Well, yes and no. Macroevolution can be large scale phenotypic changes. It
doesn't *have* to be, but it *can* be. Since macroevolution can refer to
any evolutionary change at or above the level of species, it also can go as
high as "classes" or "phyla". Yes, we're back to outdated Linnean ranks and
typology. But the modern neo-Darwinian synthesis of evolution posits that
the mechanism behind micro- and macroevolution is identical, and that the
only difference between the two is time and scale (with the latter usually a
product of the former). That's the rationale I was using.

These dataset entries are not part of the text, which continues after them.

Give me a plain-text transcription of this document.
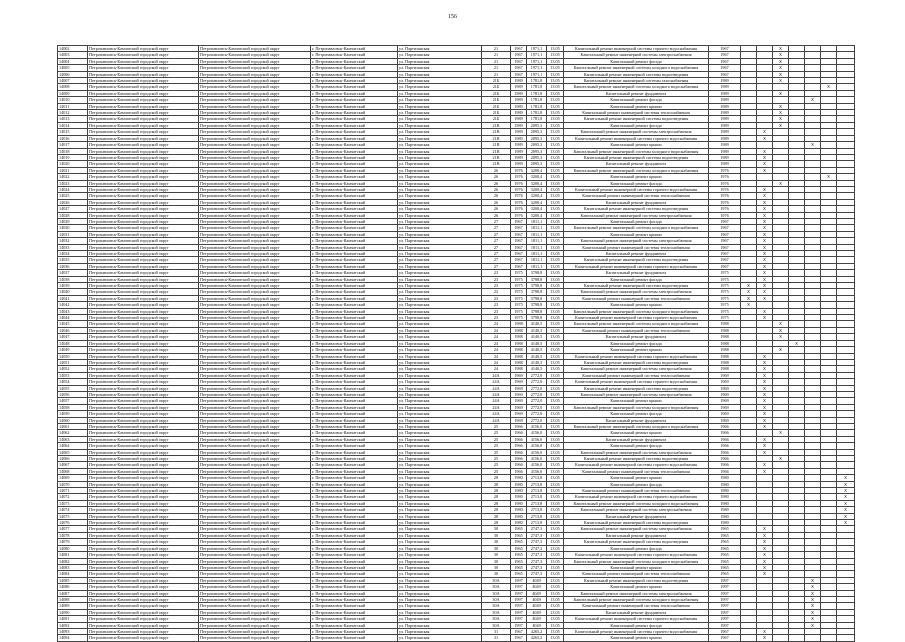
156
14002	Петропавловск-Камчатский городской округ	Петропавловск-Камчатский городской округ	г. Петропавловск-Камчатский	ул. Партизанская	21	1967	1971,1	13.05	Капитальный ремонт инженерной системы горячего водоснабжения	1967			X				
14003	Петропавловск-Камчатский городской округ	Петропавловск-Камчатский городской округ	г. Петропавловск-Камчатский	ул. Партизанская	21	1967	1971,1	13.05	Капитальный ремонт инженерной системы электроснабжения	1967			X				
14004	Петропавловск-Камчатский городской округ	Петропавловск-Камчатский городской округ	г. Петропавловск-Камчатский	ул. Партизанская	21	1967	1971,1	13.05	Капитальный ремонт фасада	1967			X				
14005	Петропавловск-Камчатский городской округ	Петропавловск-Камчатский городской округ	г. Петропавловск-Камчатский	ул. Партизанская	21	1967	1971,1	13.05	Капитальный ремонт инженерной системы холодного водоснабжения	1967			X				
14006	Петропавловск-Камчатский городской округ	Петропавловск-Камчатский городской округ	г. Петропавловск-Камчатский	ул. Партизанская	21	1967	1971,1	13.05	Капитальный ремонт инженерной системы водоотведения	1967			X				
14007	Петропавловск-Камчатский городской округ	Петропавловск-Камчатский городской округ	г. Петропавловск-Камчатский	ул. Партизанская	21Б	1989	1781,8	13.05	Капитальный ремонт инженерной системы газоснабжения	1989			X				
14008	Петропавловск-Камчатский городской округ	Петропавловск-Камчатский городской округ	г. Петропавловск-Камчатский	ул. Партизанская	21Б	1989	1781,8	13.05	Капитальный ремонт инженерной системы холодного водоснабжения	1989						X	
14009	Петропавловск-Камчатский городской округ	Петропавловск-Камчатский городской округ	г. Петропавловск-Камчатский	ул. Партизанская	21Б	1989	1781,8	13.05	Капитальный ремонт фундамента	1989			X				
14010	Петропавловск-Камчатский городской округ	Петропавловск-Камчатский городской округ	г. Петропавловск-Камчатский	ул. Партизанская	21Б	1989	1781,8	13.05	Капитальный ремонт фасада	1989					X		
14011	Петропавловск-Камчатский городской округ	Петропавловск-Камчатский городской округ	г. Петропавловск-Камчатский	ул. Партизанская	21Б	1989	1781,8	13.05	Капитальный ремонт крыши	1989			X				
14012	Петропавловск-Камчатский городской округ	Петропавловск-Камчатский городской округ	г. Петропавловск-Камчатский	ул. Партизанская	21Б	1989	1781,8	13.05	Капитальный ремонт инженерной системы теплоснабжения	1989			X				
14013	Петропавловск-Камчатский городской округ	Петропавловск-Камчатский городской округ	г. Петропавловск-Камчатский	ул. Партизанская	21Б	1989	1781,8	13.05	Капитальный ремонт инженерной системы водоотведения	1989			X				
14014	Петропавловск-Камчатский городской округ	Петропавловск-Камчатский городской округ	г. Петропавловск-Камчатский	ул. Партизанская	21В	1989	2095,3	13.05	Капитальный ремонт фасада	1989			X				
14015	Петропавловск-Камчатский городской округ	Петропавловск-Камчатский городской округ	г. Петропавловск-Камчатский	ул. Партизанская	21В	1989	2095,3	13.05	Капитальный ремонт инженерной системы электроснабжения	1989		X					
14016	Петропавловск-Камчатский городской округ	Петропавловск-Камчатский городской округ	г. Петропавловск-Камчатский	ул. Партизанская	21В	1989	2095,3	13.05	Капитальный ремонт инженерной системы горячего водоснабжения	1989		X					
14017	Петропавловск-Камчатский городской округ	Петропавловск-Камчатский городской округ	г. Петропавловск-Камчатский	ул. Партизанская	21В	1989	2095,3	13.05	Капитальный ремонт крыши	1989					X		
14018	Петропавловск-Камчатский городской округ	Петропавловск-Камчатский городской округ	г. Петропавловск-Камчатский	ул. Партизанская	21В	1989	2095,3	13.05	Капитальный ремонт инженерной системы холодного водоснабжения	1989		X					
14019	Петропавловск-Камчатский городской округ	Петропавловск-Камчатский городской округ	г. Петропавловск-Камчатский	ул. Партизанская	21В	1989	2095,3	13.05	Капитальный ремонт инженерной системы водоотведения	1989		X					
14020	Петропавловск-Камчатский городской округ	Петропавловск-Камчатский городской округ	г. Петропавловск-Камчатский	ул. Партизанская	21В	1989	2095,3	13.05	Капитальный ремонт фундамента	1989		X					
14021	Петропавловск-Камчатский городской округ	Петропавловск-Камчатский городской округ	г. Петропавловск-Камчатский	ул. Партизанская	26	1976	3200,4	13.05	Капитальный ремонт инженерной системы холодного водоснабжения	1976		X					
14022	Петропавловск-Камчатский городской округ	Петропавловск-Камчатский городской округ	г. Петропавловск-Камчатский	ул. Партизанская	26	1976	3200,4	13.05	Капитальный ремонт крыши	1976						X	
14023	Петропавловск-Камчатский городской округ	Петропавловск-Камчатский городской округ	г. Петропавловск-Камчатский	ул. Партизанская	26	1976	3200,4	13.05	Капитальный ремонт фасада	1976			X				
14024	Петропавловск-Камчатский городской округ	Петропавловск-Камчатский городской округ	г. Петропавловск-Камчатский	ул. Партизанская	26	1976	3200,4	13.05	Капитальный ремонт инженерной системы горячего водоснабжения	1976		X					
14025	Петропавловск-Камчатский городской округ	Петропавловск-Камчатский городской округ	г. Петропавловск-Камчатский	ул. Партизанская	26	1976	3200,4	13.05	Капитальный ремонт инженерной системы теплоснабжения	1976		X					
14026	Петропавловск-Камчатский городской округ	Петропавловск-Камчатский городской округ	г. Петропавловск-Камчатский	ул. Партизанская	26	1976	3200,4	13.05	Капитальный ремонт фундамента	1976		X					
14027	Петропавловск-Камчатский городской округ	Петропавловск-Камчатский городской округ	г. Петропавловск-Камчатский	ул. Партизанская	26	1976	3200,4	13.05	Капитальный ремонт инженерной системы водоотведения	1976		X					
14028	Петропавловск-Камчатский городской округ	Петропавловск-Камчатский городской округ	г. Петропавловск-Камчатский	ул. Партизанская	26	1976	3200,4	13.05	Капитальный ремонт инженерной системы электроснабжения	1976		X					
14029	Петропавловск-Камчатский городской округ	Петропавловск-Камчатский городской округ	г. Петропавловск-Камчатский	ул. Партизанская	27	1967	1811,1	13.05	Капитальный ремонт фасада	1967		X					
14030	Петропавловск-Камчатский городской округ	Петропавловск-Камчатский городской округ	г. Петропавловск-Камчатский	ул. Партизанская	27	1967	1811,1	13.05	Капитальный ремонт инженерной системы холодного водоснабжения	1967		X					
14031	Петропавловск-Камчатский городской округ	Петропавловск-Камчатский городской округ	г. Петропавловск-Камчатский	ул. Партизанская	27	1967	1811,1	13.05	Капитальный ремонт крыши	1967		X					
14032	Петропавловск-Камчатский городской округ	Петропавловск-Камчатский городской округ	г. Петропавловск-Камчатский	ул. Партизанская	27	1967	1811,1	13.05	Капитальный ремонт инженерной системы электроснабжения	1967		X					
14033	Петропавловск-Камчатский городской округ	Петропавловск-Камчатский городской округ	г. Петропавловск-Камчатский	ул. Партизанская	27	1967	1811,1	13.05	Капитальный ремонт инженерной системы теплоснабжения	1967		X					
14034	Петропавловск-Камчатский городской округ	Петропавловск-Камчатский городской округ	г. Петропавловск-Камчатский	ул. Партизанская	27	1967	1811,1	13.05	Капитальный ремонт фундамента	1967		X					
14035	Петропавловск-Камчатский городской округ	Петропавловск-Камчатский городской округ	г. Петропавловск-Камчатский	ул. Партизанская	27	1967	1811,1	13.05	Капитальный ремонт инженерной системы водоотведения	1967		X					
14036	Петропавловск-Камчатский городской округ	Петропавловск-Камчатский городской округ	г. Петропавловск-Камчатский	ул. Партизанская	27	1967	1811,1	13.05	Капитальный ремонт инженерной системы горячего водоснабжения	1967		X					
14037	Петропавловск-Камчатский городской округ	Петропавловск-Камчатский городской округ	г. Петропавловск-Камчатский	ул. Партизанская	23	1975	3798,8	13.05	Капитальный ремонт фундамента	1975		X					
14038	Петропавловск-Камчатский городской округ	Петропавловск-Камчатский городской округ	г. Петропавловск-Камчатский	ул. Партизанская	23	1975	3798,8	13.05	Капитальный ремонт фасада	1975		X					
14039	Петропавловск-Камчатский городской округ	Петропавловск-Камчатский городской округ	г. Петропавловск-Камчатский	ул. Партизанская	23	1975	3798,8	13.05	Капитальный ремонт инженерной системы водоотведения	1975	X	X					
14040	Петропавловск-Камчатский городской округ	Петропавловск-Камчатский городской округ	г. Петропавловск-Камчатский	ул. Партизанская	23	1975	3798,8	13.05	Капитальный ремонт инженерной системы электроснабжения	1975	X	X					
14041	Петропавловск-Камчатский городской округ	Петропавловск-Камчатский городской округ	г. Петропавловск-Камчатский	ул. Партизанская	23	1975	3798,8	13.05	Капитальный ремонт инженерной системы теплоснабжения	1975	X	X					
14042	Петропавловск-Камчатский городской округ	Петропавловск-Камчатский городской округ	г. Петропавловск-Камчатский	ул. Партизанская	23	1975	3798,8	13.05	Капитальный ремонт крыши	1975	X						
14043	Петропавловск-Камчатский городской округ	Петропавловск-Камчатский городской округ	г. Петропавловск-Камчатский	ул. Партизанская	23	1975	3798,8	13.05	Капитальный ремонт инженерной системы холодного водоснабжения	1975		X					
14044	Петропавловск-Камчатский городской округ	Петропавловск-Камчатский городской округ	г. Петропавловск-Камчатский	ул. Партизанская	23	1975	3798,8	13.05	Капитальный ремонт инженерной системы горячего водоснабжения	1975		X					
14045	Петропавловск-Камчатский городской округ	Петропавловск-Камчатский городской округ	г. Петропавловск-Камчатский	ул. Партизанская	24	1988	4140,5	13.05	Капитальный ремонт инженерной системы холодного водоснабжения	1988			X				
14046	Петропавловск-Камчатский городской округ	Петропавловск-Камчатский городской округ	г. Петропавловск-Камчатский	ул. Партизанская	24	1988	4140,5	13.05	Капитальный ремонт инженерной системы теплоснабжения	1988			X				
14047	Петропавловск-Камчатский городской округ	Петропавловск-Камчатский городской округ	г. Петропавловск-Камчатский	ул. Партизанская	24	1988	4140,5	13.05	Капитальный ремонт фундамента	1988			X				
14048	Петропавловск-Камчатский городской округ	Петропавловск-Камчатский городской округ	г. Петропавловск-Камчатский	ул. Партизанская	24	1988	4140,5	13.05	Капитальный ремонт фасада	1988				X			
14049	Петропавловск-Камчатский городской округ	Петропавловск-Камчатский городской округ	г. Петропавловск-Камчатский	ул. Партизанская	24	1988	4140,5	13.05	Капитальный ремонт крыши	1988			X				
14050	Петропавловск-Камчатский городской округ	Петропавловск-Камчатский городской округ	г. Петропавловск-Камчатский	ул. Партизанская	24	1988	4140,5	13.05	Капитальный ремонт инженерной системы горячего водоснабжения	1988		X					
14051	Петропавловск-Камчатский городской округ	Петропавловск-Камчатский городской округ	г. Петропавловск-Камчатский	ул. Партизанская	24	1988	4140,5	13.05	Капитальный ремонт инженерной системы водоотведения	1988		X					
14052	Петропавловск-Камчатский городской округ	Петропавловск-Камчатский городской округ	г. Петропавловск-Камчатский	ул. Партизанская	24	1988	4140,5	13.05	Капитальный ремонт инженерной системы электроснабжения	1988		X					
14053	Петропавловск-Камчатский городской округ	Петропавловск-Камчатский городской округ	г. Петропавловск-Камчатский	ул. Партизанская	24А	1969	2772,0	13.05	Капитальный ремонт инженерной системы теплоснабжения	1969		X					
14054	Петропавловск-Камчатский городской округ	Петропавловск-Камчатский городской округ	г. Петропавловск-Камчатский	ул. Партизанская	24А	1969	2772,0	13.05	Капитальный ремонт инженерной системы горячего водоснабжения	1969		X					
14055	Петропавловск-Камчатский городской округ	Петропавловск-Камчатский городской округ	г. Петропавловск-Камчатский	ул. Партизанская	24А	1969	2772,0	13.05	Капитальный ремонт инженерной системы водоотведения	1969		X					
14056	Петропавловск-Камчатский городской округ	Петропавловск-Камчатский городской округ	г. Петропавловск-Камчатский	ул. Партизанская	24А	1969	2772,0	13.05	Капитальный ремонт инженерной системы электроснабжения	1969		X					
14057	Петропавловск-Камчатский городской округ	Петропавловск-Камчатский городской округ	г. Петропавловск-Камчатский	ул. Партизанская	24А	1969	2772,0	13.05	Капитальный ремонт крыши	1969		X					
14058	Петропавловск-Камчатский городской округ	Петропавловск-Камчатский городской округ	г. Петропавловск-Камчатский	ул. Партизанская	24А	1969	2772,0	13.05	Капитальный ремонт инженерной системы холодного водоснабжения	1969		X					
14059	Петропавловск-Камчатский городской округ	Петропавловск-Камчатский городской округ	г. Петропавловск-Камчатский	ул. Партизанская	24А	1969	2772,0	13.05	Капитальный ремонт фасада	1969		X					
14060	Петропавловск-Камчатский городской округ	Петропавловск-Камчатский городской округ	г. Петропавловск-Камчатский	ул. Партизанская	24А	1969	2772,0	13.05	Капитальный ремонт фундамента	1969		X					
14061	Петропавловск-Камчатский городской округ	Петропавловск-Камчатский городской округ	г. Петропавловск-Камчатский	ул. Партизанская	25	1966	4156,0	13.05	Капитальный ремонт инженерной системы холодного водоснабжения	1966		X					
14062	Петропавловск-Камчатский городской округ	Петропавловск-Камчатский городской округ	г. Петропавловск-Камчатский	ул. Партизанская	25	1966	4156,0	13.05	Капитальный ремонт крыши	1966			X				
14063	Петропавловск-Камчатский городской округ	Петропавловск-Камчатский городской округ	г. Петропавловск-Камчатский	ул. Партизанская	25	1966	4156,0	13.05	Капитальный ремонт фундамента	1966		X					
14064	Петропавловск-Камчатский городской округ	Петропавловск-Камчатский городской округ	г. Петропавловск-Камчатский	ул. Партизанская	25	1966	4156,0	13.05	Капитальный ремонт фасада	1966		X					
14065	Петропавловск-Камчатский городской округ	Петропавловск-Камчатский городской округ	г. Петропавловск-Камчатский	ул. Партизанская	25	1966	4156,0	13.05	Капитальный ремонт инженерной системы электроснабжения	1966		X					
14066	Петропавловск-Камчатский городской округ	Петропавловск-Камчатский городской округ	г. Петропавловск-Камчатский	ул. Партизанская	25	1966	4156,0	13.05	Капитальный ремонт инженерной системы водоотведения	1966			X				
14067	Петропавловск-Камчатский городской округ	Петропавловск-Камчатский городской округ	г. Петропавловск-Камчатский	ул. Партизанская	25	1966	4156,0	13.05	Капитальный ремонт инженерной системы горячего водоснабжения	1966		X					
14068	Петропавловск-Камчатский городской округ	Петропавловск-Камчатский городской округ	г. Петропавловск-Камчатский	ул. Партизанская	25	1966	4156,0	13.05	Капитальный ремонт инженерной системы теплоснабжения	1966		X					
14069	Петропавловск-Камчатский городской округ	Петропавловск-Камчатский городской округ	г. Петропавловск-Камчатский	ул. Партизанская	28	1980	2713,8	13.05	Капитальный ремонт крыши	1980							X
14070	Петропавловск-Камчатский городской округ	Петропавловск-Камчатский городской округ	г. Петропавловск-Камчатский	ул. Партизанская	28	1980	2713,8	13.05	Капитальный ремонт фасада	1980							X
14071	Петропавловск-Камчатский городской округ	Петропавловск-Камчатский городской округ	г. Петропавловск-Камчатский	ул. Партизанская	28	1980	2713,8	13.05	Капитальный ремонт инженерной системы теплоснабжения	1980							X
14072	Петропавловск-Камчатский городской округ	Петропавловск-Камчатский городской округ	г. Петропавловск-Камчатский	ул. Партизанская	28	1980	2713,8	13.05	Капитальный ремонт инженерной системы горячего водоснабжения	1980							X
14073	Петропавловск-Камчатский городской округ	Петропавловск-Камчатский городской округ	г. Петропавловск-Камчатский	ул. Партизанская	28	1980	2713,8	13.05	Капитальный ремонт инженерной системы холодного водоснабжения	1980							X
14074	Петропавловск-Камчатский городской округ	Петропавловск-Камчатский городской округ	г. Петропавловск-Камчатский	ул. Партизанская	28	1980	2713,8	13.05	Капитальный ремонт инженерной системы электроснабжения	1980							X
14075	Петропавловск-Камчатский городской округ	Петропавловск-Камчатский городской округ	г. Петропавловск-Камчатский	ул. Партизанская	28	1980	2713,8	13.05	Капитальный ремонт фундамента	1980							X
14076	Петропавловск-Камчатский городской округ	Петропавловск-Камчатский городской округ	г. Петропавловск-Камчатский	ул. Партизанская	28	1980	2713,8	13.05	Капитальный ремонт инженерной системы водоотведения	1980							X
14077	Петропавловск-Камчатский городской округ	Петропавловск-Камчатский городской округ	г. Петропавловск-Камчатский	ул. Партизанская	30	1965	2747,3	13.05	Капитальный ремонт инженерной системы электроснабжения	1965		X					
14078	Петропавловск-Камчатский городской округ	Петропавловск-Камчатский городской округ	г. Петропавловск-Камчатский	ул. Партизанская	30	1965	2747,3	13.05	Капитальный ремонт фундамента	1965		X					
14079	Петропавловск-Камчатский городской округ	Петропавловск-Камчатский городской округ	г. Петропавловск-Камчатский	ул. Партизанская	30	1965	2747,3	13.05	Капитальный ремонт инженерной системы водоотведения	1965		X					
14080	Петропавловск-Камчатский городской округ	Петропавловск-Камчатский городской округ	г. Петропавловск-Камчатский	ул. Партизанская	30	1965	2747,3	13.05	Капитальный ремонт фасада	1965		X					
14081	Петропавловск-Камчатский городской округ	Петропавловск-Камчатский городской округ	г. Петропавловск-Камчатский	ул. Партизанская	30	1965	2747,3	13.05	Капитальный ремонт инженерной системы горячего водоснабжения	1965		X					
14082	Петропавловск-Камчатский городской округ	Петропавловск-Камчатский городской округ	г. Петропавловск-Камчатский	ул. Партизанская	30	1965	2747,3	13.05	Капитальный ремонт инженерной системы холодного водоснабжения	1965		X					
14083	Петропавловск-Камчатский городской округ	Петропавловск-Камчатский городской округ	г. Петропавловск-Камчатский	ул. Партизанская	30	1965	2747,3	13.05	Капитальный ремонт крыши	1965		X					
14084	Петропавловск-Камчатский городской округ	Петропавловск-Камчатский городской округ	г. Петропавловск-Камчатский	ул. Партизанская	30	1965	2747,3	13.05	Капитальный ремонт инженерной системы теплоснабжения	1965		X					
14085	Петропавловск-Камчатский городской округ	Петропавловск-Камчатский городской округ	г. Петропавловск-Камчатский	ул. Партизанская	30А	1997	4049	13.05	Капитальный ремонт инженерной системы водоотведения	1997					X		
14086	Петропавловск-Камчатский городской округ	Петропавловск-Камчатский городской округ	г. Петропавловск-Камчатский	ул. Партизанская	30А	1997	4049	13.05	Капитальный ремонт крыши	1997					X		
14087	Петропавловск-Камчатский городской округ	Петропавловск-Камчатский городской округ	г. Петропавловск-Камчатский	ул. Партизанская	30А	1997	4049	13.05	Капитальный ремонт инженерной системы электроснабжения	1997					X		
14088	Петропавловск-Камчатский городской округ	Петропавловск-Камчатский городской округ	г. Петропавловск-Камчатский	ул. Партизанская	30А	1997	4049	13.05	Капитальный ремонт инженерной системы холодного водоснабжения	1997					X		
14089	Петропавловск-Камчатский городской округ	Петропавловск-Камчатский городской округ	г. Петропавловск-Камчатский	ул. Партизанская	30А	1997	4049	13.05	Капитальный ремонт инженерной системы теплоснабжения	1997					X		
14090	Петропавловск-Камчатский городской округ	Петропавловск-Камчатский городской округ	г. Петропавловск-Камчатский	ул. Партизанская	30А	1997	4049	13.05	Капитальный ремонт фундамента	1997					X		
14091	Петропавловск-Камчатский городской округ	Петропавловск-Камчатский городской округ	г. Петропавловск-Камчатский	ул. Партизанская	30А	1997	4049	13.05	Капитальный ремонт инженерной системы горячего водоснабжения	1997					X		
14092	Петропавловск-Камчатский городской округ	Петропавловск-Камчатский городской округ	г. Петропавловск-Камчатский	ул. Партизанская	30А	1997	4049	13.05	Капитальный ремонт фасада	1997					X		
14093	Петропавловск-Камчатский городской округ	Петропавловск-Камчатский городской округ	г. Петропавловск-Камчатский	ул. Партизанская	31	1967	4265,2	13.05	Капитальный ремонт инженерной системы горячего водоснабжения	1967		X					
14094	Петропавловск-Камчатский городской округ	Петропавловск-Камчатский городской округ	г. Петропавловск-Камчатский	ул. Партизанская	31	1967	4265,2	13.05	Капитальный ремонт крыши	1967		X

Body plans (and
mosaic evolution) are therefore within the domain of macroevolution.
The distinction arose out of the days post Darwin when many biologists
thought that natural selection could not alone account for speciation, let
alone large scale changes. Of course, back in the day of asking questions
like how one "class" of vertebrates evolved from another "class", this
meant that large phenotypic changes were indeed the domain of
macroevolution.
Yes, this is the typological concept of macroevolution. I was using a more
modern synthetic version.
But today biologists generally accept that large changes in body plan
result from the accumulation of many small changes over time; there is
scant evidence for even a weak version of
Goldschmidt's "Hopeful Monster" form of phenotypic saltation.
Aside from homeotic events. Take the different number of segments in
centipedes, for example. Segments appear to be added or subtracted as a
whole, not gradually. Same for numbers of teeth in the jaw, number of
remiges on a wing, number of phalanges in a digit, etc.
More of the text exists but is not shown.